Australia backs UN Security Council's stricter North Korea sanctions
Summary: Oil and textiles have been targeted in a new set of UN Security Council sanctions against North Korea over its nuclear program.....
Australia has backed tough new sanctions against North Korea, which have been unanimously approved by the United Nations Security Council.
The sanctions came just hours after Malcolm Turnbull discussed the issue of the rogue nation's nuclear tests with South Korean president Moon Jae-in.
It was the ninth sanctions resolution unanimously adopted by the 15-member council since 2006 over North Korea's ballistic missile and nuclear programs.
"Australia strongly supports further UNSC action on the DPRK," Australia's UN representative Gillian Bird tweeted.
The US watered down an initial tougher draft resolution to win the support of Pyongyang ally China and Russia.

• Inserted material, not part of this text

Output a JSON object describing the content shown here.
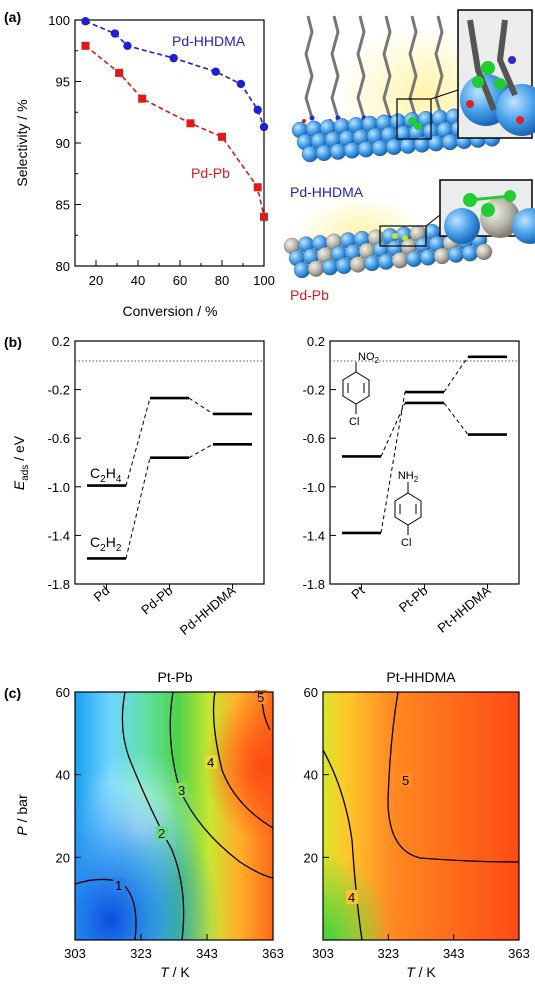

The resolution imposes a ban on condensates and natural gas liquids, a cap of two million barrels a year on refined petroleum products, and a cap on crude oil exports to North Korea at current levels. China supplies most of North Korea's crude.
There are also restrictions on textiles, which are North Korea's second-biggest export after coal and other minerals.
US ambassador to the UN, Nikki Haley, said her country was not looking for war with North Korea, but the sanctions would "cut deep".
"We are now acting to stop it from having the ability to continue doing the wrong thing," she said.
"We are doing that by stopping its ability to fuel and fund its weapons program."
Labor spokeswoman Penny Wong said it was important the international community spoke with one voice.
"There are no easy answers when it comes to a state that is so willing to walk away from the international order, that is so willing to violate UN Security Council resolutions," Senator Wong told reporters in Canberra on Tuesday.
"But the most important thing here is to ensure that all nations work together, present a united front and exert diplomatic pressure and economic pressure on North Korea to de-escalate."
Mr Turnbull told the president of Australia's steadfast commitment to South Korea and the pair agreed the recent nuclear test was a grave provocation.
President Moon thanked Mr Turnbull for his strong support and solidarity.
He also thanked the prime minister for Australia's co-operation regarding efforts to ensure tougher sanctions through the UNSC resolution.
North Korea conducted its sixth nuclear test on September 3.